No mires para otro lado, heredante!
Autor: Dr. Leonardo J. Glikin, abogado consultor en Planificación en Empresa y Familia
Sí, sí. A vos te estoy hablando. No mires para otro lado ni creas que estoy hablándole a tu vecino. Aunque, pensándolo bien, él también debería darse por aludido. Porque vos sos heredante, tu vecino es heredante, yo soy heredante...
En la Argentina, están prohibidos los pactos sobre una herencia futura. Esto significa, por ejemplo, que no podemos cobrar $15000 a cambio de prometerle nuestro auto a un sobrino mediante un testamento. Pero no implica que no debamos pensar en que todos somos mortales y en que, alguna vez, vamos a ser heredados.
Te aseguro que pensarlo hace bien. Porque te permite tomar las cosas con una mejor perspectiva. Alejarte, quizá, del pensamiento cortoplacista y engancharte un poco más en las grandes decisiones de tu vida, aquellas que te van a definir más allá del tiempo que estés en la Tierra.
Si vos y yo aceptamos que somos heredantes, tenemos que pensar acerca de algunos temas, como:
- la prevención de conflictos entre nuestros herederos
- la protección de los hijos menores
- quién va a hacerse cargo en el caso de que estemos cuidando de alguien que no puede valerse por sí mismo (un discapacitado o un anciano)
- la provisión de fondos para un proyecto que amamos
- quién nos va a suceder en nuestra empresa o negocio
- una donación o legado para el bien público
- la designación de los ejecutores de esa magnífica voluntad que se pone en movimiento cuando nos damos cuenta de que vamos a ser heredados y queremos que nos recuerden de la mejor manera posible.

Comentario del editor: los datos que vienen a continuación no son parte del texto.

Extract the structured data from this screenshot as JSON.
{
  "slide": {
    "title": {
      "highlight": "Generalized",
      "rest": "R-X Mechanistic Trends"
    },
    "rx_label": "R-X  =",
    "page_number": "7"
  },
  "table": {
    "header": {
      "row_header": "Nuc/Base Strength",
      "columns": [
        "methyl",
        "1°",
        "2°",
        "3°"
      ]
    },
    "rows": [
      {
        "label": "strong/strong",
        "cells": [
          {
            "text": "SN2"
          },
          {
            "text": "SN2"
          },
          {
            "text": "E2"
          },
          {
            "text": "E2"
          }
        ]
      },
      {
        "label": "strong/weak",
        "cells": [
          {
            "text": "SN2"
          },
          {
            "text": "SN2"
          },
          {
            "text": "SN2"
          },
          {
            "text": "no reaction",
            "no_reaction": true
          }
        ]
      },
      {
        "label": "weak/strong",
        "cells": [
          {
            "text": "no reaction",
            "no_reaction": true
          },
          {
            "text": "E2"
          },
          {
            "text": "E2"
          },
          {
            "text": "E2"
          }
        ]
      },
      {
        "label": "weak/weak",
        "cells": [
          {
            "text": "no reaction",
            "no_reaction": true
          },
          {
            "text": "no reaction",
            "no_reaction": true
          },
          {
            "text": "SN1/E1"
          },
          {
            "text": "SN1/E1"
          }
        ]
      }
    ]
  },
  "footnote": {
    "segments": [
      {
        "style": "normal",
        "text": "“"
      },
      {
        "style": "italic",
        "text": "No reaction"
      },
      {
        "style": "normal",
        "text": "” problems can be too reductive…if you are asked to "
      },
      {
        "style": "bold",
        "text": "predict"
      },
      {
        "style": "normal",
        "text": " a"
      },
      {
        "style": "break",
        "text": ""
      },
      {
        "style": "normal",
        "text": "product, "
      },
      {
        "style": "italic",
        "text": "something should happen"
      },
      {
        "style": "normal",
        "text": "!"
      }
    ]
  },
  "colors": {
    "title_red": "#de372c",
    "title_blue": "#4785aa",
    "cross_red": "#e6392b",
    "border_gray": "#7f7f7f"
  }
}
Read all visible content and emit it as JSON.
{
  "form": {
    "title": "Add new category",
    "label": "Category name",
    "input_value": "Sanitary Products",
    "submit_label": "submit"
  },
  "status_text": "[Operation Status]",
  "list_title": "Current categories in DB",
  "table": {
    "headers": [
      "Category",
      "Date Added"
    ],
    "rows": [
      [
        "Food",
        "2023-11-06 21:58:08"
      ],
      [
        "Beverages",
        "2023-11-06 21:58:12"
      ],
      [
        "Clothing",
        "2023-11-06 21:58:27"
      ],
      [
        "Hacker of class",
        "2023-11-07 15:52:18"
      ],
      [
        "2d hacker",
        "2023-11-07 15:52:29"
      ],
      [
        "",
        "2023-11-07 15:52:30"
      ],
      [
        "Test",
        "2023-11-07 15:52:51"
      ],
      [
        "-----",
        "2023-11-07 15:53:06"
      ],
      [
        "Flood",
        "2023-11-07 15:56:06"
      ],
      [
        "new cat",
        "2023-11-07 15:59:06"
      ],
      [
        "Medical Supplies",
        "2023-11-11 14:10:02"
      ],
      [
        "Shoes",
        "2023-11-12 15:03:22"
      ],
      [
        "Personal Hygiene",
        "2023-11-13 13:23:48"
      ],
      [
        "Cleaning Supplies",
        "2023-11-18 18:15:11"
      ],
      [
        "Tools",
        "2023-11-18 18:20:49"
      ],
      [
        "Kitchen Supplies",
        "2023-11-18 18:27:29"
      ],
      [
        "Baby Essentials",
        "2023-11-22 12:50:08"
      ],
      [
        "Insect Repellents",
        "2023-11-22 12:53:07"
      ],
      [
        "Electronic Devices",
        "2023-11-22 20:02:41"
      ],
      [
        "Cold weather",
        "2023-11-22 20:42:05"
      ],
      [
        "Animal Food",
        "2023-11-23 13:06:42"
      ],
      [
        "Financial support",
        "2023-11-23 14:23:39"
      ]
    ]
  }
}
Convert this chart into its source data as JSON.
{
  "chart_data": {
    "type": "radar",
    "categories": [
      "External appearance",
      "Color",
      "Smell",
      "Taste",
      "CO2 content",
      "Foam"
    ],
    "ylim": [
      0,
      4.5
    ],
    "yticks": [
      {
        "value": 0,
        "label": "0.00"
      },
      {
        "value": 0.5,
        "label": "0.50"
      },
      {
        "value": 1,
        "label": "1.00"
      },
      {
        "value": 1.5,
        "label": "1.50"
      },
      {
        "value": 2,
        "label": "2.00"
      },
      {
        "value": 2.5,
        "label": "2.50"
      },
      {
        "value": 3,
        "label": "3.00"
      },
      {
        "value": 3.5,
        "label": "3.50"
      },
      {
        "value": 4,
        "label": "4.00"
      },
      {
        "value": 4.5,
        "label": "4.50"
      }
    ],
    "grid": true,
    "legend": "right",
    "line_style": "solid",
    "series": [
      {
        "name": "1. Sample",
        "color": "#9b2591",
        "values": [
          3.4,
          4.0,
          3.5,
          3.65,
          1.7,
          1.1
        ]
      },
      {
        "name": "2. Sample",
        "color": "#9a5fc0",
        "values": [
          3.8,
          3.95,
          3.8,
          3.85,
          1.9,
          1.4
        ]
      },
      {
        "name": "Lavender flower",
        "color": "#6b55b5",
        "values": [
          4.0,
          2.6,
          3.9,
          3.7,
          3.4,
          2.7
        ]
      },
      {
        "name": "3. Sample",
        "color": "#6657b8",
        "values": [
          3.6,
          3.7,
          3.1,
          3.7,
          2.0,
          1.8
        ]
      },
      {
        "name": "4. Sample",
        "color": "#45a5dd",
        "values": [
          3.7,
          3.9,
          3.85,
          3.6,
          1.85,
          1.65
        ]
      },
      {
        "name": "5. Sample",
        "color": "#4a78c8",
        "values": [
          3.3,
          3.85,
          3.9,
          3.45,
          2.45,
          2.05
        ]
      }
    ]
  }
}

A esta enumeración se pueden agregar infinidad de otros supuestos, que tienen -en todos los casos- un punto en común: tomar las cuestiones de la vida teniendo en cuenta la posibilidad del retiro y la certeza de la muerte.
El significado de ser heredante
Si hacés un recorrido por el Código Civil, no vas a encontrar esta palabra porque Vélez Sarsfiel (igual que todos los codificadores de su época) se refiere al autor de la sucesión o al difunto. Sólo lo imagina vivo cuando redacta un testamento y, en esa situación, alude al testador.
Pero un heredante es mucho más que un testador y tiene muchos más recursos que -habitualmente- no se conocen o no se reflexiona sobre ellos. Puede, por ejemplo, constituir un fideicomiso o contratar una renta vitalicia o un seguro de vida a favor de otra persona.
También puede decidir la constitución de una sociedad por acciones como manera de facilitar eventuales trámites sucesorios o, por el contrario, decidir que la sociedad que existe actualmente puede tornarse fuente de riesgos o conflictos innecesarios para sus seres queridos y, para evitarlos, decidir la venta del negocio o la disolución de la sociedad.
En otros casos, puede liquidar la totalidad de sus bienes y mantener el producido en una cuenta de orden recíproca, de manera de evitar toda tramitación a sus futuros herederos. O llegar a la conclusión de que la difícil relación entre sus futuros herederos convertiría el trámite sucesorio en una batalla campal, por lo cual es mejor convocar a todos a una mediación de carácter preventivo.
Planificar es ser responsable
Todas estas acciones que una persona puede realizar con espíritu preventivo constituyen, en definitiva, las aplicaciones y estrategias de la Planificación Sucesoria. El sujeto que encara esas aplicaciones y estrategias no es difunto ni causante. Por el contrario, es una persona que está viva y produce actos de enorme trascendencia. Ese es el heredante.
La planificación de la herencia es una responsabilidad trascendente de una persona. En especial, cuando está rodeada por personas, proyectos o situaciones que tienen a su respecto algún grado de interdependencia afectiva o económica.
La muerte es una certeza, pero el momento en el que ocurre es una contingencia imprevisible. Los heredantes, entonces, tenemos enormes tareas para realizar por el bien de quienes queremos, de nuestra comunidad y por nosotros mismos.
La primera tarea es reconocernos como lo que somos y decidirnos a poner manos a la obra. Porque los heredantes somos sujetos con derechos y obligaciones que podemos sellar el futuro de una familia o de una empresa con nuestros actos y nuestras omisiones, con nuestras palabras y nuestros silencios.
Reconocernos como heredantes es un asunto del más acá. Cuanto antes lo hagamos, mejor será.